Feeling snacky? This cold, creamy red lentil dip is deeply craveable and packed with plant-based protein: 12 grams per serving! Plus, it’s ridiculously easy to whip up with cooked red lentils, tahini and a handful of spices.
Creamy, cold and packed with 12 grams of protein per serving, this easy and budget-friendly red lentil dip is a total win!
If there is one thing I know, both as a registered dietitian and well, as a human who eats, it is that we all could use a few more vegetables in our life. Yep, even I don’t eat enough sometimes.
My top tip for making that happen? A freaking delicious dip…or two! Why? Because dunking those veg in a dip for snack time is one million percent guaranteed* to help you gobble them up (*results may vary, ha!). It’s a perfect Sunday prep situation: make a couple of dips (this 5 minute creamy dill dip is a solid candidate) and chop some veg. Then, when the hangries hit, you can march all zombie-like to the fridge and find yourself a tasty + balanced snack.
I know you’re thinking: yes, but isn’t EVERYONE on the internet telling me that what I actually need to eat more of is protein?
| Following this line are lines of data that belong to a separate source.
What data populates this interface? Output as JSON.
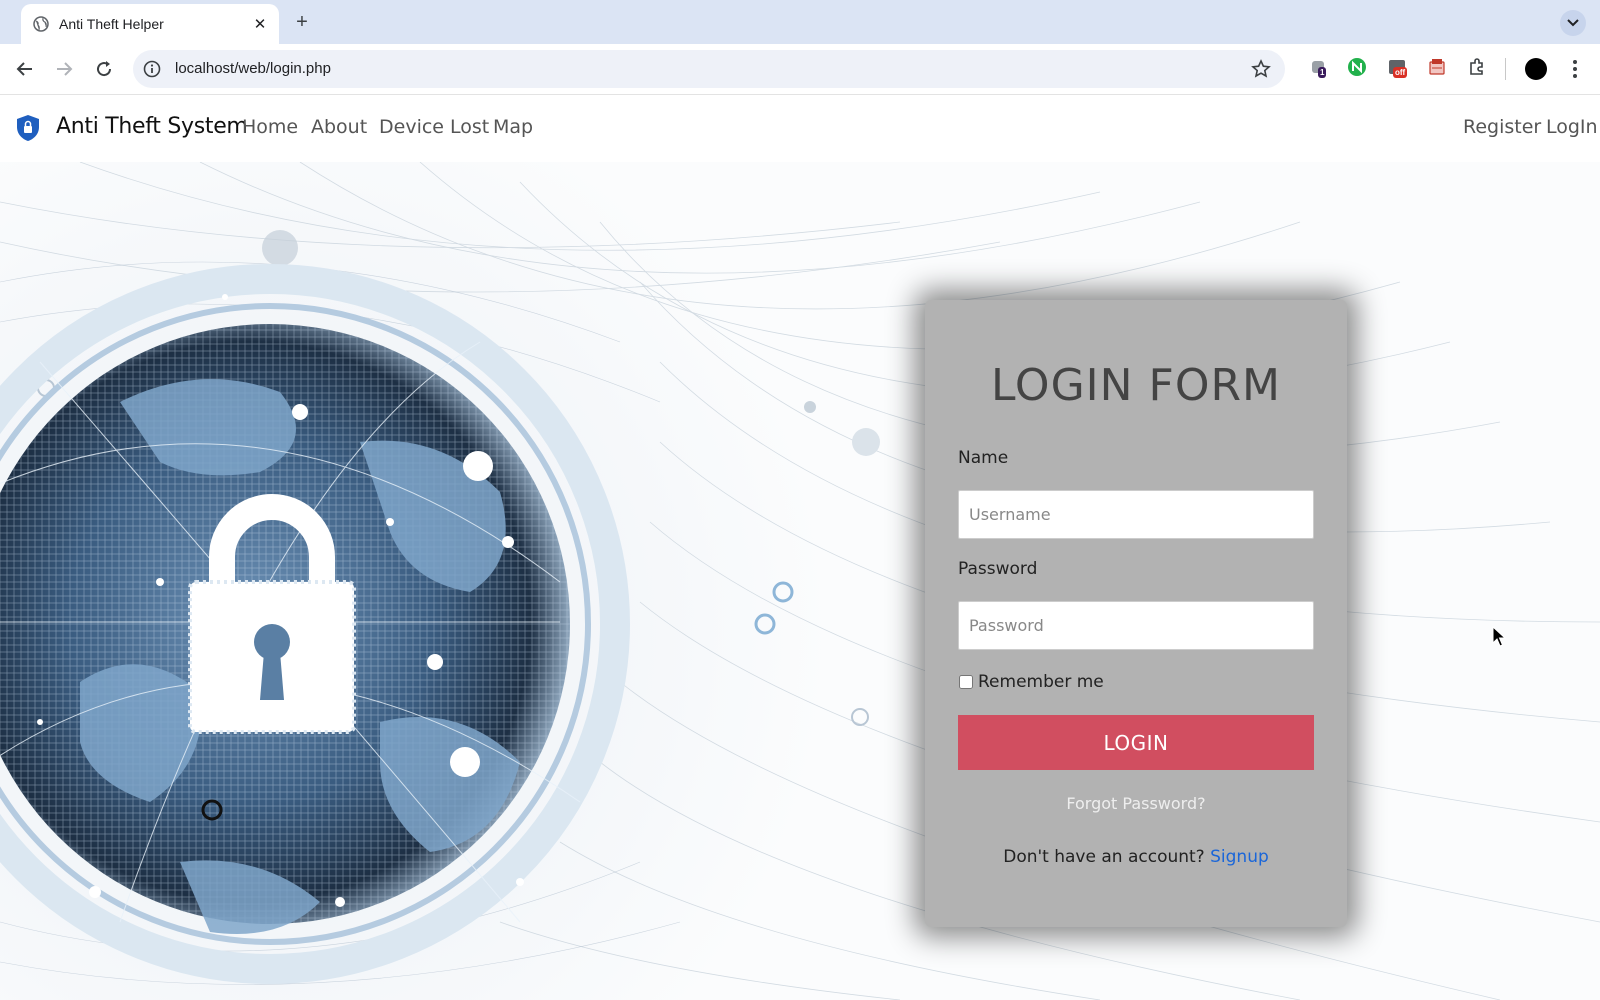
{
  "browser": {
    "tab_title": "Anti Theft Helper",
    "tab_close": "✕",
    "new_tab": "+",
    "url": "localhost/web/login.php",
    "extensions": [
      {
        "name": "extension-badge-1",
        "badge": "1"
      },
      {
        "name": "extension-green"
      },
      {
        "name": "extension-off",
        "badge": "off"
      },
      {
        "name": "extension-red"
      }
    ]
  },
  "navbar": {
    "brand": "Anti Theft System",
    "links": [
      "Home",
      "About",
      "Device Lost",
      "Map"
    ],
    "right_links": [
      "Register",
      "LogIn"
    ]
  },
  "login": {
    "title": "LOGIN FORM",
    "name_label": "Name",
    "username_placeholder": "Username",
    "password_label": "Password",
    "password_placeholder": "Password",
    "remember_label": "Remember me",
    "remember_checked": false,
    "login_button": "LOGIN",
    "forgot": "Forgot Password?",
    "no_account": "Don't have an account?",
    "signup": "Signup"
  },
  "colors": {
    "card_bg": "#b2b2b2",
    "login_button": "#d14e60",
    "signup_link": "#1a66d9",
    "tabbar": "#dbe4f4"
  }
}
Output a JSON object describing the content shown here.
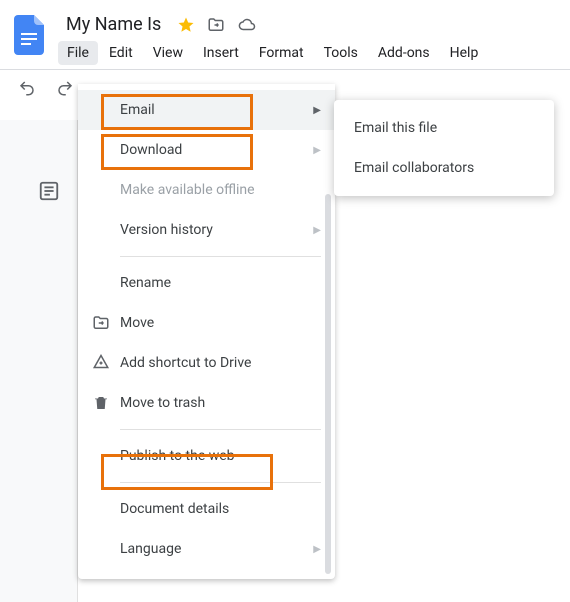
{
  "doc": {
    "title": "My Name Is"
  },
  "menubar": {
    "items": [
      "File",
      "Edit",
      "View",
      "Insert",
      "Format",
      "Tools",
      "Add-ons",
      "Help"
    ]
  },
  "file_menu": {
    "email": "Email",
    "download": "Download",
    "make_offline": "Make available offline",
    "version_history": "Version history",
    "rename": "Rename",
    "move": "Move",
    "add_shortcut": "Add shortcut to Drive",
    "move_trash": "Move to trash",
    "publish_web": "Publish to the web",
    "doc_details": "Document details",
    "language": "Language"
  },
  "email_submenu": {
    "email_file": "Email this file",
    "email_collab": "Email collaborators"
  }
}
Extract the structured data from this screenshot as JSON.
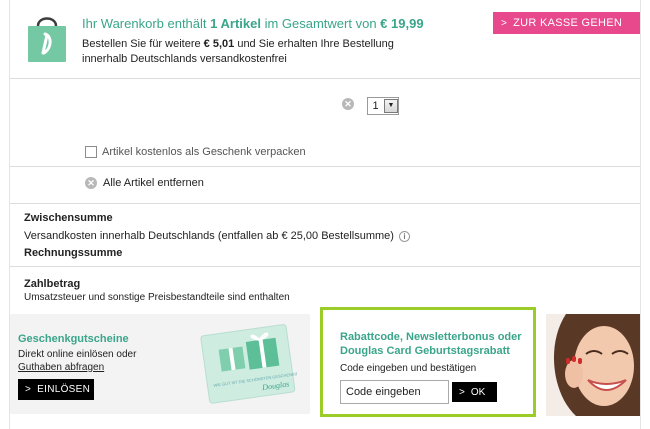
{
  "header": {
    "cart_prefix": "Ihr Warenkorb enthält ",
    "cart_count": "1 Artikel",
    "cart_mid": " im Gesamtwert von ",
    "cart_total": "€ 19,99",
    "info_prefix": "Bestellen Sie für weitere ",
    "info_amount": "€ 5,01",
    "info_suffix": " und Sie erhalten Ihre Bestellung innerhalb Deutschlands versandkostenfrei",
    "checkout_label": "ZUR KASSE GEHEN"
  },
  "item": {
    "quantity": "1"
  },
  "options": {
    "gift_wrap_label": "Artikel kostenlos als Geschenk verpacken",
    "remove_all_label": "Alle Artikel entfernen"
  },
  "summary": {
    "subtotal_label": "Zwischensumme",
    "shipping_label": "Versandkosten innerhalb Deutschlands (entfallen ab € 25,00 Bestellsumme)",
    "invoice_label": "Rechnungssumme",
    "total_label": "Zahlbetrag",
    "tax_note": "Umsatzsteuer und sonstige Preisbestandteile sind enthalten"
  },
  "gift_card": {
    "title": "Geschenkgutscheine",
    "line1": "Direkt online einlösen oder",
    "link": "Guthaben abfragen",
    "button": "EINLÖSEN",
    "card_text": "WIE GUT IST DIE SCHÖNSTEN GESCHENKIDEEN?",
    "card_brand": "Douglas"
  },
  "coupon": {
    "title": "Rabattcode, Newsletterbonus oder Douglas Card Geburtstagsrabatt",
    "subtitle": "Code eingeben und bestätigen",
    "input_value": "Code eingeben",
    "button": "OK"
  },
  "colors": {
    "accent_green": "#3aa58a",
    "checkout_pink": "#e8488c",
    "frame_lime": "#9bcd29"
  }
}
Well, this ridiculously easy, cold and creamy red lentil dip is gonna help you crush both those goals. Because each serving of this red lentil and tahini dip packs in 12 grams of protein. So you can love your veg…and hit those protein targets too.
Looking for more fun and flavourful plant-based recipes? Grab a copy of my latest cookbook Plant Magic.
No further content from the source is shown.